При ее толковании мы обнаружили большое сходство с сюжетом глобальной истории ХХ века. Русский Медведь в конце тех самых шестидесятых добровольно отказался от высокого статуса «жениха» современной науки в пользу заокеанского Администратора. После чего в пьесе Шварца ничего не говорится о скитаниях Медведя, а в фильме Захарова есть только намек в виде рукотворной пустыни. Будем считать, что «Белое солнце пустыни» восполняет этот отрезок из сюжета жизни Русского духа.
Не менее красноречивы параллели с толкованием булгаковского Романа.
Пересказанная в 19 главе «Мастера и Маргариты» притча о разумных и неразумных девах отчетливо резонирует с сюжетом «Белого солнца пустыни». При толковании булгаковского прочтения притчи, мы вдруг выяснили, что «девы» не сразу оказываются в роли невест, ожидающих жениха. Этому предшествует их общее замужество за сатаной - духом материализма. «Черный Абдулла», признающий лишь силу ради денег и деньги ради власти, вполне годится на эту роль. Кстати, символика «сорока лет» означает жизнь, посвященная мирскому успеху, символика духовной пустыни, которую нужно преодолеть.
Между бесплодной пустыней и землей обетованного счастья лежит глубокое море. На страже границы стоит «таможня», с которой не может договориться «светлый Федор» , но в его присутствии не может и «черный Абдулла». Только когда «русский дух» победит в открытом противостоянии материалистический «дух наживы и насилия», таможня будет снята, можно даже сказать - самоликвидируется.

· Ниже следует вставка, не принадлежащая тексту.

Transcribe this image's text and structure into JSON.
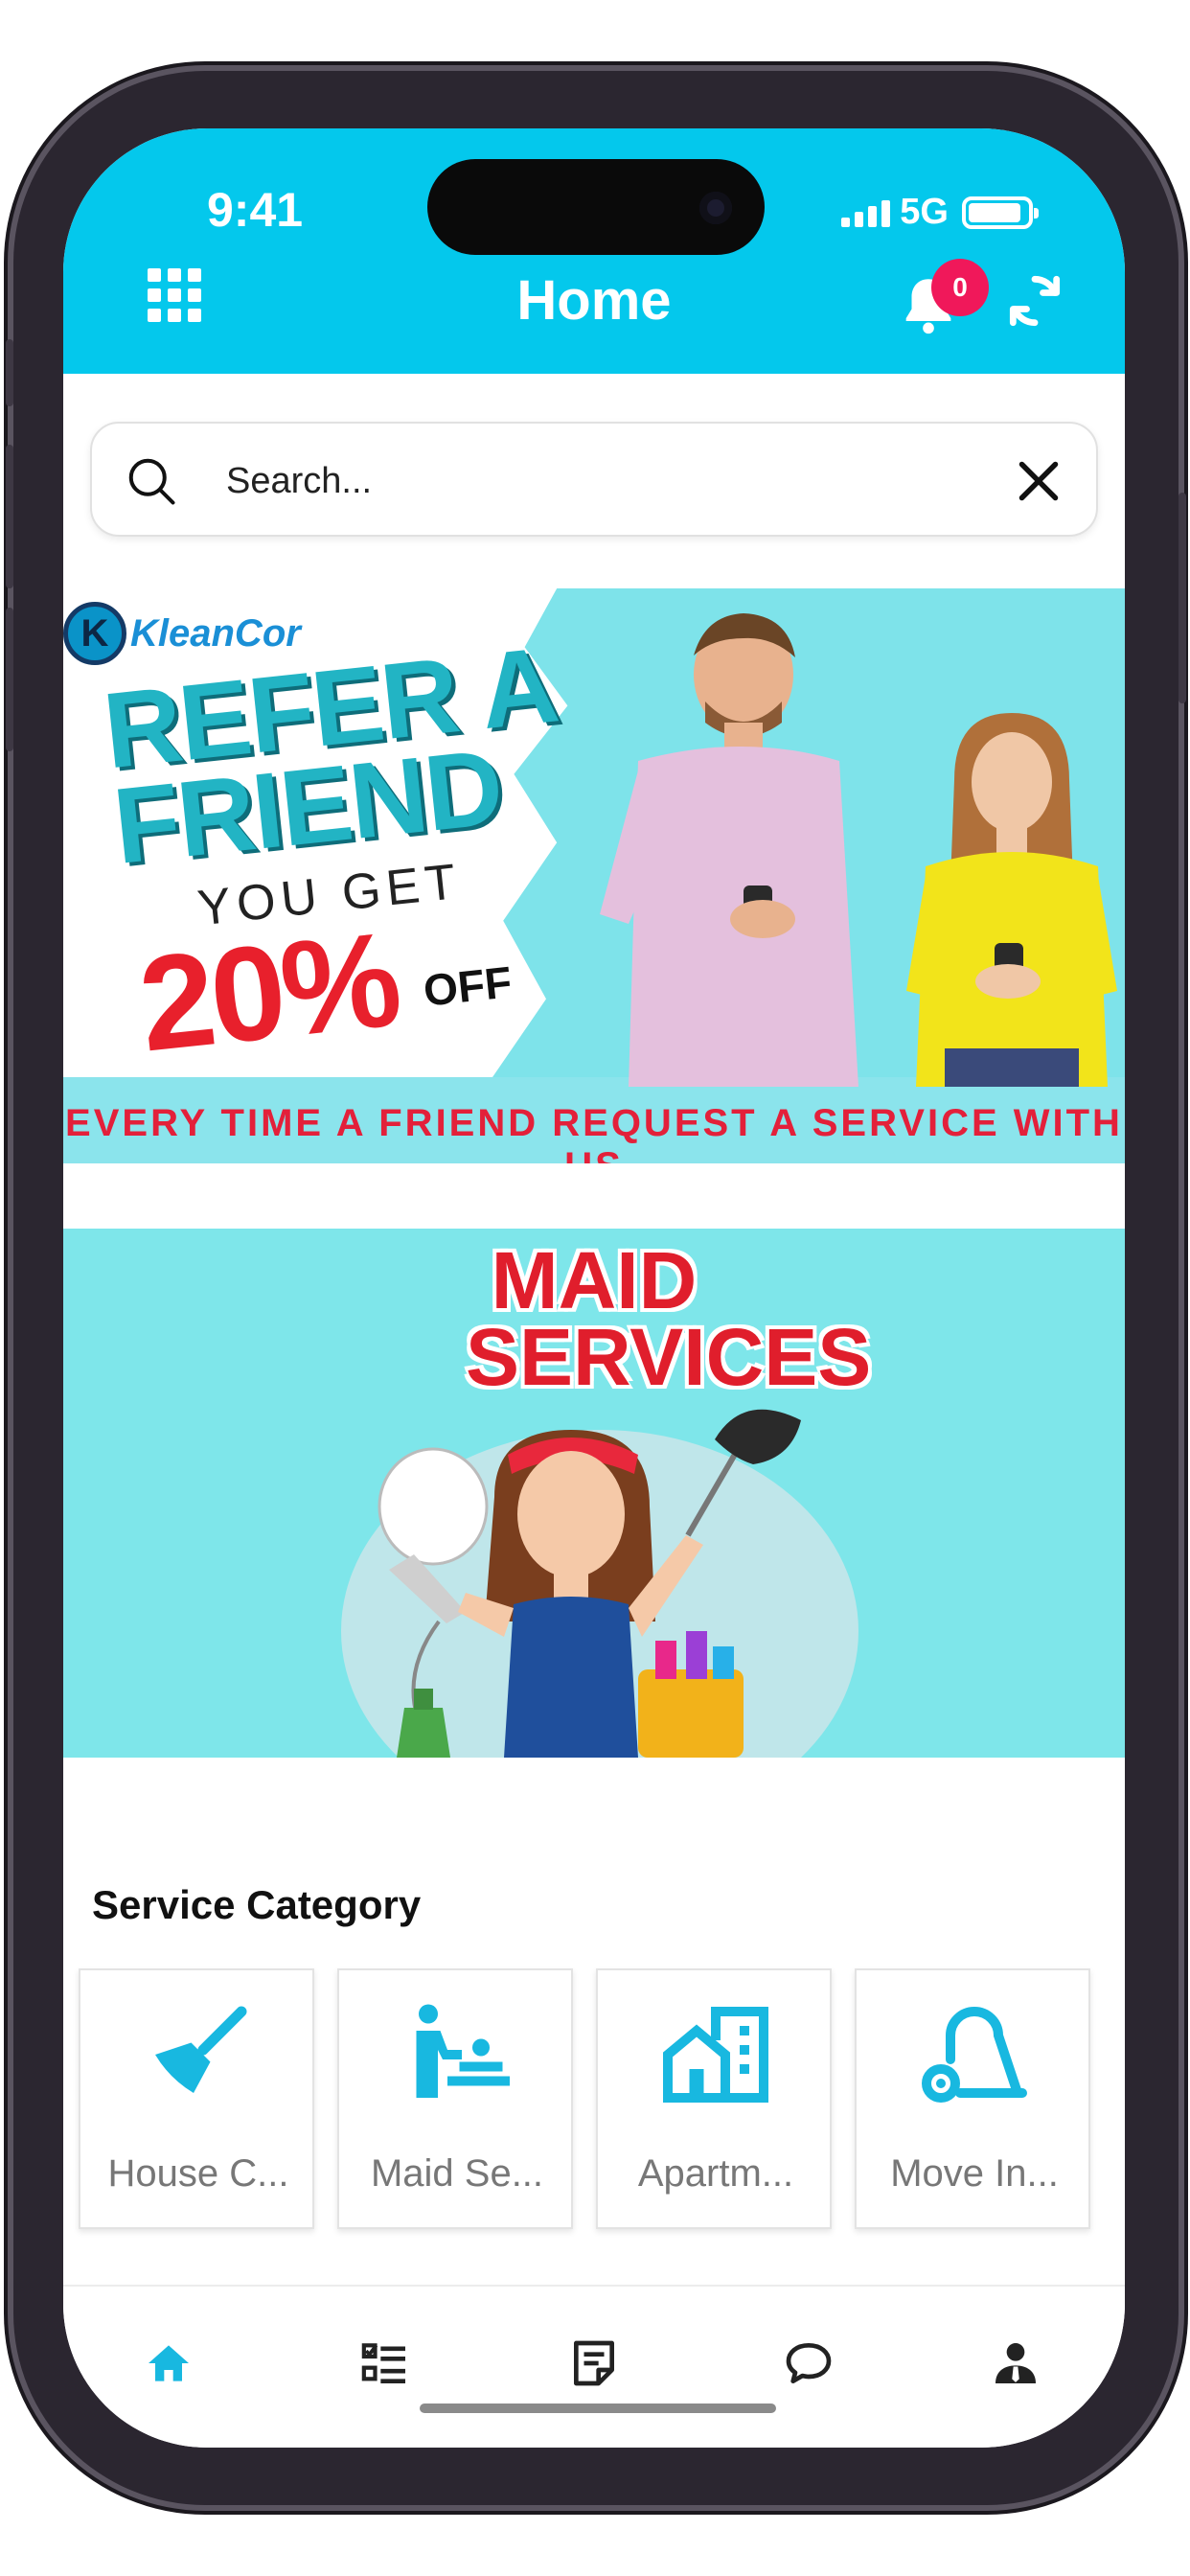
{
  "status_bar": {
    "time": "9:41",
    "network": "5G"
  },
  "header": {
    "title": "Home",
    "notification_count": "0"
  },
  "search": {
    "placeholder": "Search..."
  },
  "banners": {
    "refer": {
      "brand": "KleanCor",
      "logo_letter": "K",
      "headline": "REFER A FRIEND",
      "subline": "YOU GET",
      "discount": "20%",
      "off": "OFF",
      "footer": "EVERY TIME A FRIEND REQUEST A SERVICE WITH US"
    },
    "maid": {
      "title": "MAID SERVICES"
    }
  },
  "service_category": {
    "title": "Service Category",
    "items": [
      {
        "label": "House C...",
        "icon": "broom-icon"
      },
      {
        "label": "Maid Se...",
        "icon": "baby-changing-icon"
      },
      {
        "label": "Apartm...",
        "icon": "apartment-icon"
      },
      {
        "label": "Move In...",
        "icon": "vacuum-icon"
      }
    ]
  },
  "bottom_nav": [
    {
      "name": "home",
      "icon": "home-icon",
      "active": true
    },
    {
      "name": "tasks",
      "icon": "checklist-icon",
      "active": false
    },
    {
      "name": "notes",
      "icon": "note-icon",
      "active": false
    },
    {
      "name": "chat",
      "icon": "chat-icon",
      "active": false
    },
    {
      "name": "profile",
      "icon": "profile-icon",
      "active": false
    }
  ],
  "colors": {
    "primary": "#04c8ec",
    "badge": "#f0185a",
    "accent_red": "#e01e2c",
    "icon_blue": "#18b8e0"
  }
}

В соответствующей 19 главе булгаковского Романа есть намек на время возвращения «жениха» из мертвящей пустыни, времени начала решающей битвы. Там говорится о накатывающей «второй волне», которую проще всего соотнести с нынешним глобальным кризисом. Кроме того, символичен сам факт, что сорокалетие начала похода Сухова по пустыне совпало 30 марта с началом целого каскада завершающих фаз политических процессов федерального, затем евразийского и после него глобального уровня. Причем переход на евразийский уровень случится в июле и связан со снятием таможенных барьеров. Символических совпадений более чем достаточно.